CH₄, even at the meager atmospheric concentration of 1.9 ppmv, is responsible for ~20% of the total radiative forcing in a 100-year scale, and due to its short lifespan, active removal of the atmospheric CH₄ would have an immediacy benefit.1,2 However, the low concentration has proven to be a major impediment in development of viable atmospheric CH₄ removal technologies capable of attaining defacto CO₂-eq removal.

The best approach to this endeavor has always been suggested as employing the extraordinary capability of microorganisms to scavenge energy and carbon from even such sparse sources. Atmospheric CH₄ oxidizers have been scientifically pursued for decades, initially inspired by observations of negative CH₄ fluxes from various soil environments.3,4 Involvements of USCa and USCg clusters and the Methylocystis-specific particulate methane monooxygenase with higher affinity had been hypothesized.5,6 Recently, growth on <2 ppmv CH₄ was confirmed in several Methylocapsa isolates; however, their low CH₄ oxidation rates and extremely slow growths still leave unanswered questions as to their ecological significance or applicability as biocatalysts.

The problem to be addressed is how to elicit and sustain microbial atmospheric CH₄ oxidation activity of complex microbial consortia with occasional spiking with <100 ppmv CH₄. We will seek a mechanistic explanation for the observed atmospheric CH₄ consumption following excitation and means to extend the period to enable a net CH₄ removal.

The key goals include 1) confirmation an optimization of the observed atmospheric CH₄ oxidation following <100 ppmv spiking, 2) investigation of the ecophysiological mechanism underpinning the observed atmospheric CH₄ oxidation, 3) search of amendments to elongate and accelerate the periods of atmospheric CH₄ oxidation, and 3) design and feasibility test of a bioreactor where CH₄ generated from organic wastes fuels atmospheric CH₄ oxidation. Evaluation of success can be based on the establishment of an artificial microbiome (and eventually a miniature version of the proposed reactor) where net negative CH₄ flux can be achieved over a prolonged period (>2 months) and a well-explained-and-supported theoretical rationale for the microbiome behavior with regard to atmospheric CH₄ uptake.

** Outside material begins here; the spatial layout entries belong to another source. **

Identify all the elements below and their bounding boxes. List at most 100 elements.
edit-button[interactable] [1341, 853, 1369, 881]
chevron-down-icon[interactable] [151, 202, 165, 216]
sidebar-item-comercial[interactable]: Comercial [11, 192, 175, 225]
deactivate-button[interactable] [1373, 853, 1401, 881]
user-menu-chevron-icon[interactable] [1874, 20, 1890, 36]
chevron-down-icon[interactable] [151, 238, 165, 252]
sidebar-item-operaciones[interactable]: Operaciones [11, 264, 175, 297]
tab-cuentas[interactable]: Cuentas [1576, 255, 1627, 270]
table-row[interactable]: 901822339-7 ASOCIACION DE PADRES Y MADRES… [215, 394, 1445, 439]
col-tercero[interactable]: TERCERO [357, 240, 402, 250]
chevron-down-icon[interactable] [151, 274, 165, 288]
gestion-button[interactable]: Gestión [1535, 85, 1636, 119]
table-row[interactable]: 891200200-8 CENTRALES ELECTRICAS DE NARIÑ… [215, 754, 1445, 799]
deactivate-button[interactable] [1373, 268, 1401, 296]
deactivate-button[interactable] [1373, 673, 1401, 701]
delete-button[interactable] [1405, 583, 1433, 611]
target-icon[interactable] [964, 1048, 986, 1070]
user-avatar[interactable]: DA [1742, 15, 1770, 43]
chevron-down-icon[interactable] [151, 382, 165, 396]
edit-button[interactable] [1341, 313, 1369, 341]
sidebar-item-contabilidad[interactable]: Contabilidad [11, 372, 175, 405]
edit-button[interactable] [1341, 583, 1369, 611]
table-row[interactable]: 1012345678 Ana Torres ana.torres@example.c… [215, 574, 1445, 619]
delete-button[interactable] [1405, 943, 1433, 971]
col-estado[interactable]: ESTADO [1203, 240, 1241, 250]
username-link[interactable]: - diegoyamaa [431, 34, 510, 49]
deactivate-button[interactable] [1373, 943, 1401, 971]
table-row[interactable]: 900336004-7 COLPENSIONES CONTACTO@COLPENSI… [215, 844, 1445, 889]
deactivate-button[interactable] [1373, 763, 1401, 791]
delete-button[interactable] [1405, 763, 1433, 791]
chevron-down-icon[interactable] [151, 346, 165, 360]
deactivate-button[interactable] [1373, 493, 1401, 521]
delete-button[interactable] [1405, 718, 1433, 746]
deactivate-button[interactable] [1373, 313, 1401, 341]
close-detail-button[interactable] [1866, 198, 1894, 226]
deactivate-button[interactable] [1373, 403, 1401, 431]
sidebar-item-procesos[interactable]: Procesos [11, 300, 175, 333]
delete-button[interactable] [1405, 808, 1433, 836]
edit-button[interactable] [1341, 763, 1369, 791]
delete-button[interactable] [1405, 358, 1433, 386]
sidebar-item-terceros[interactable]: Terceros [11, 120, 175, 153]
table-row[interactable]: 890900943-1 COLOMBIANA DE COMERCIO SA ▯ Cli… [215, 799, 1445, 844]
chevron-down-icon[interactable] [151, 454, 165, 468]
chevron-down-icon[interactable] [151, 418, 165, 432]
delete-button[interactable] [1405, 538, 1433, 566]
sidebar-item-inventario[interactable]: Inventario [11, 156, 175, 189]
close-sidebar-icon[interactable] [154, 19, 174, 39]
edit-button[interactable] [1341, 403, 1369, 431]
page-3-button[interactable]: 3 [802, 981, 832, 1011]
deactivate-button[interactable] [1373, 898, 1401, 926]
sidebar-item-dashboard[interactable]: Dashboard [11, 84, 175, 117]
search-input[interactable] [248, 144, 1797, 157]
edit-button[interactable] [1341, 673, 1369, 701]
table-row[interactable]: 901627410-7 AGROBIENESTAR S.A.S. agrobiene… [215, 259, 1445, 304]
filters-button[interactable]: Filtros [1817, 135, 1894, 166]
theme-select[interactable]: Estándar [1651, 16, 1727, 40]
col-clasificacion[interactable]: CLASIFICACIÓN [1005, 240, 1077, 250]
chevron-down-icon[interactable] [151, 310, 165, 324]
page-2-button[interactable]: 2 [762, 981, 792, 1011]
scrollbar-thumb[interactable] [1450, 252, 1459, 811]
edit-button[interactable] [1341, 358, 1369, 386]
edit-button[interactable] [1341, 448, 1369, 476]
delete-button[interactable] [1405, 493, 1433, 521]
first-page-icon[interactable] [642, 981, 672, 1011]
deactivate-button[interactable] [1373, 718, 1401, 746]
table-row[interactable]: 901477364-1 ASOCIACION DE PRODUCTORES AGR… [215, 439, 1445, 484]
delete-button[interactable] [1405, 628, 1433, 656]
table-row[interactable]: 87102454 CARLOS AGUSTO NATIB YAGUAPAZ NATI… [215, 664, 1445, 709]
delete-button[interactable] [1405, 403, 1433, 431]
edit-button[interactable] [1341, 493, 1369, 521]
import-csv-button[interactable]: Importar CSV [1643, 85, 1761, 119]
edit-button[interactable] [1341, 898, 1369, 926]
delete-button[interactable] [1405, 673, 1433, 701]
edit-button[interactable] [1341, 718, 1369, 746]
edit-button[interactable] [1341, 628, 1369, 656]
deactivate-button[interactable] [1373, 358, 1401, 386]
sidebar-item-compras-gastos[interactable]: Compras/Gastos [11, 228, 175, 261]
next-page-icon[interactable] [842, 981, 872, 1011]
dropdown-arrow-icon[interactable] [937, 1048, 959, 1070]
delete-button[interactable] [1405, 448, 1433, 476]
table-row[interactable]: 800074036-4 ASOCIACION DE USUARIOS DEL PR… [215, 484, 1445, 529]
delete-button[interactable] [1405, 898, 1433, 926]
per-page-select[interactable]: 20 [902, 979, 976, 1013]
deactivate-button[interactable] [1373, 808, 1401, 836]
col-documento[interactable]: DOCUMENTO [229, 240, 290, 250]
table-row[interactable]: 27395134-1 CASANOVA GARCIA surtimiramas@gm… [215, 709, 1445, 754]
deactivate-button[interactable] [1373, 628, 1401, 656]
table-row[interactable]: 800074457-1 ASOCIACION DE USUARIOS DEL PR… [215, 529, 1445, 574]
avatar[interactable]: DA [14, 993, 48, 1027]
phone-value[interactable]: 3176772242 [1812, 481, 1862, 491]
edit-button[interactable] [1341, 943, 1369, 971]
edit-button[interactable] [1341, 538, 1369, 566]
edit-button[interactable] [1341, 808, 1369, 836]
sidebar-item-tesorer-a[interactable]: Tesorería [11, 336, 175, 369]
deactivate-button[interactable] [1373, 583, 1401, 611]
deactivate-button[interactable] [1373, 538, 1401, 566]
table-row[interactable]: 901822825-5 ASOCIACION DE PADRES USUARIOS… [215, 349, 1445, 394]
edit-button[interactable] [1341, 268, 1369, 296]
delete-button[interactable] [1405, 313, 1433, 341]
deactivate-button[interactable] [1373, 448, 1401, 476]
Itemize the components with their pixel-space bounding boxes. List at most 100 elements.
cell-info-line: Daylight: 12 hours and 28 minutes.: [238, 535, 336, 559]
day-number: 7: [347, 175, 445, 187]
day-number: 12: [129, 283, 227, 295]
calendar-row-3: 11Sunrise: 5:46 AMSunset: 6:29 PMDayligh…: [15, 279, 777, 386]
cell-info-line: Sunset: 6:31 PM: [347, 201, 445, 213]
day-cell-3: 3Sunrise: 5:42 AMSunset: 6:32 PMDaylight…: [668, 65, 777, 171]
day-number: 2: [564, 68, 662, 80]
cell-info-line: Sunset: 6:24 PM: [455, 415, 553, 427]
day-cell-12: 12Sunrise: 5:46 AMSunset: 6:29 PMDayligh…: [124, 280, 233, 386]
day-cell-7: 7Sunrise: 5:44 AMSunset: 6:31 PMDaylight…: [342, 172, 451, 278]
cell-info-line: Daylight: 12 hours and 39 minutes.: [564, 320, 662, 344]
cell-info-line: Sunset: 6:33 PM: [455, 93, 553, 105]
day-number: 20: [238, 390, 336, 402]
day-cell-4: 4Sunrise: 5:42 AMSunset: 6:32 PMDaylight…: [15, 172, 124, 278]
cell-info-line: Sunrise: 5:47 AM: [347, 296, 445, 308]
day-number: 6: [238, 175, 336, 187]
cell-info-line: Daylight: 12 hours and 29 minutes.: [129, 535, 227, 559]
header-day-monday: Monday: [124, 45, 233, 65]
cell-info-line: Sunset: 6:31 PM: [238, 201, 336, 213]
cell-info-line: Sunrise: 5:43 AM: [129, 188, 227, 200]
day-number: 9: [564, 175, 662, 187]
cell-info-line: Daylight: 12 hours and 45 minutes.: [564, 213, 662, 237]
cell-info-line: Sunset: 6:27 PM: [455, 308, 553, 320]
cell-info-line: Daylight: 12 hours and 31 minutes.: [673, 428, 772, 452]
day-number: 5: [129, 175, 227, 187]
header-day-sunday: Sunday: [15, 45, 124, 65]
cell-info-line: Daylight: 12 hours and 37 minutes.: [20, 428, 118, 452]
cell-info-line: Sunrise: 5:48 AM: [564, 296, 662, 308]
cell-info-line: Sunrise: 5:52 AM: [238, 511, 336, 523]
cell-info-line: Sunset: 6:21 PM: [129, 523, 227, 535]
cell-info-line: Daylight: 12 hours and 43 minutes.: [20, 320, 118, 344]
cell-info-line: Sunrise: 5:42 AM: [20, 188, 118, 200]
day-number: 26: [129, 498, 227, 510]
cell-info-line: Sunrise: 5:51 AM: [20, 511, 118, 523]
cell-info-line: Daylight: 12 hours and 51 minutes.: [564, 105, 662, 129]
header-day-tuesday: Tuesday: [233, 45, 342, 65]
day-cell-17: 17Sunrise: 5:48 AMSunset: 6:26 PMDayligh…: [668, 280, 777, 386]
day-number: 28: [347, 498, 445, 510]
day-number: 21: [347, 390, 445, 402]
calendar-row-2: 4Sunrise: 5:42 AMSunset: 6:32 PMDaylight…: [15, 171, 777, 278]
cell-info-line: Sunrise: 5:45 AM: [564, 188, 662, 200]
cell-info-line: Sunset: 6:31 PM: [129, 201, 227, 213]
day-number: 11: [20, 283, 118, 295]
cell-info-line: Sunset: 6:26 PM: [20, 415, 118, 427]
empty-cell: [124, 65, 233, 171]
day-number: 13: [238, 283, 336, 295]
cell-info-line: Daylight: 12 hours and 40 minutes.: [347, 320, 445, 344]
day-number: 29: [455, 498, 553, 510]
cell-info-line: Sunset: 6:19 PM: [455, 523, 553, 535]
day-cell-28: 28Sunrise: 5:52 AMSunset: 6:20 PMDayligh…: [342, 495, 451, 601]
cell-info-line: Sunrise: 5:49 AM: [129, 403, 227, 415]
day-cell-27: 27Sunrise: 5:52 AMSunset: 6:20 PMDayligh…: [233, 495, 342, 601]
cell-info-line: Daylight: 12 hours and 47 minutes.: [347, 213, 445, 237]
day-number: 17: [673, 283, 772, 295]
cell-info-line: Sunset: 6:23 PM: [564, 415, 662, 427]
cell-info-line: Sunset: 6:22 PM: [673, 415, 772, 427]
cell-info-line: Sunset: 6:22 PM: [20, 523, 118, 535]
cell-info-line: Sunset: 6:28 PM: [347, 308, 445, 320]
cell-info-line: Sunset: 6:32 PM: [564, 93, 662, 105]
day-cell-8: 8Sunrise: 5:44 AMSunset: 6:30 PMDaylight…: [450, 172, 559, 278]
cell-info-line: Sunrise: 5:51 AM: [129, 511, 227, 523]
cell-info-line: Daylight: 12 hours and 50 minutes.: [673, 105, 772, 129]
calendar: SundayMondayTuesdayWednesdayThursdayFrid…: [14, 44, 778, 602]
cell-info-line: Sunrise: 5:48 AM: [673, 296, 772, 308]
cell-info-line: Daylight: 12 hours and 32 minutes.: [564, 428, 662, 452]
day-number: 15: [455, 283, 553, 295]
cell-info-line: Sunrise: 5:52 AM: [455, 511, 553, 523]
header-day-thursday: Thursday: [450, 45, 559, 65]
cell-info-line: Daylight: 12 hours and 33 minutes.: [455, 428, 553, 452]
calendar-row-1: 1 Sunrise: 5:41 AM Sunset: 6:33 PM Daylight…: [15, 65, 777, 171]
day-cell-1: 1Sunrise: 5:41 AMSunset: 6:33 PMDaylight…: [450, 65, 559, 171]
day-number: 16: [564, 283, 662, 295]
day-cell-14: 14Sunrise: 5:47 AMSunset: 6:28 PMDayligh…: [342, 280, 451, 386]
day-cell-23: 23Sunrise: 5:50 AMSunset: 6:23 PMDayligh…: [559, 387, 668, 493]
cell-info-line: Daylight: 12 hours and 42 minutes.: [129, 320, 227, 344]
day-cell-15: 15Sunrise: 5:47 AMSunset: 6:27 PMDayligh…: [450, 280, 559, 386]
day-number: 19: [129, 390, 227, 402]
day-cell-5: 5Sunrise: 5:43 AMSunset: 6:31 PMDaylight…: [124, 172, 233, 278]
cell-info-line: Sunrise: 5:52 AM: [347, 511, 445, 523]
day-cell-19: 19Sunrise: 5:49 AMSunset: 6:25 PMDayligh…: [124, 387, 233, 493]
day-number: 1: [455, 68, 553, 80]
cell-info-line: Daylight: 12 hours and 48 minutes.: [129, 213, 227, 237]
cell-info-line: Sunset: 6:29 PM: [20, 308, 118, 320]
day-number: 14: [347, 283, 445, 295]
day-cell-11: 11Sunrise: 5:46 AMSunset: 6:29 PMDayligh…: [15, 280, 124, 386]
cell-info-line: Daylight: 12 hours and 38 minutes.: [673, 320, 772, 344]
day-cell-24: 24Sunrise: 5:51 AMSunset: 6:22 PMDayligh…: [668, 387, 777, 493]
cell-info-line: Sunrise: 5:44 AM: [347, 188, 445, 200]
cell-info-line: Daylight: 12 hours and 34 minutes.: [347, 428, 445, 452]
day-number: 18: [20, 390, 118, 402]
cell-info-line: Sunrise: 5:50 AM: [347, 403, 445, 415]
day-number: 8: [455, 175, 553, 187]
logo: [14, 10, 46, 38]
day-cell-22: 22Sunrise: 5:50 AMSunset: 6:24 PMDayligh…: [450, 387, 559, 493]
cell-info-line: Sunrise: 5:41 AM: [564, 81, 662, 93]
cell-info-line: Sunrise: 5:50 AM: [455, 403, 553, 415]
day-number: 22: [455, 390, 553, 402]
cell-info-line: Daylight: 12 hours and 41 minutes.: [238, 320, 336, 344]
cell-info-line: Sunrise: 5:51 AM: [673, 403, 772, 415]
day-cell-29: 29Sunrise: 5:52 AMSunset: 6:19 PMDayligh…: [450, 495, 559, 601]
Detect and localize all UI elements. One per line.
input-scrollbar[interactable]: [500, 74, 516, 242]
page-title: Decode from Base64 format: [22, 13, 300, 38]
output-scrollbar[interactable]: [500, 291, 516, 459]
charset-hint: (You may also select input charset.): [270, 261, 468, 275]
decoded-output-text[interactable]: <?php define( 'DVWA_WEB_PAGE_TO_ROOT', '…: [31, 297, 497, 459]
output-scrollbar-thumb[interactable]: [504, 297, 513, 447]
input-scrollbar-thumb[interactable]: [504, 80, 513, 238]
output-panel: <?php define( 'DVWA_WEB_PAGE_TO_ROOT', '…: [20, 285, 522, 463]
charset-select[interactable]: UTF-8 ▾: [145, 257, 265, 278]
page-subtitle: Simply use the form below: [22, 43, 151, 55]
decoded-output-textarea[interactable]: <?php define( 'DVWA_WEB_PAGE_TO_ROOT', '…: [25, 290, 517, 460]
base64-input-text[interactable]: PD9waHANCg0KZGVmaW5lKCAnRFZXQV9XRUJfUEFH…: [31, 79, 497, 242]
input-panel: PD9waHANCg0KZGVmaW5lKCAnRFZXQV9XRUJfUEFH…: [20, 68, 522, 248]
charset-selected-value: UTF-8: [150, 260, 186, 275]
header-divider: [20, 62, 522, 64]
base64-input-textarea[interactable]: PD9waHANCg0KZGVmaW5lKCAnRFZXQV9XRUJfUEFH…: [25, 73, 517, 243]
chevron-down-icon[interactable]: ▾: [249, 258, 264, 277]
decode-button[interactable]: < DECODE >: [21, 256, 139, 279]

If successful, this proposed study would make following contributions to the much-needed efforts to mitigate atmospheric CH₄.

• Improved understanding of negative fluxes of CH₄ repeatedly observed at CH₄ hotspots.
• Deciphering of the ecophysiology of atmospheric-CH₄-consuming microbiomes, including identification of the main methanotrophic players, interactions within the methanotrophic and non-methanotrophic constituents, and the conditions that accelerate and/or prolong CH₄ consumption by the consortia.
• Improved experimental and computational methodologies for studying the ecophysiology of CH₄-sink microbiomes, including improved metagenomic and metatranscriptomic pipelines for evasive genes encoding methane monooxygenases.
• Biotechnological advances that enable development of an economic and easy-to-build-and-operate engineered system capable of achieving a net removal of CH₄.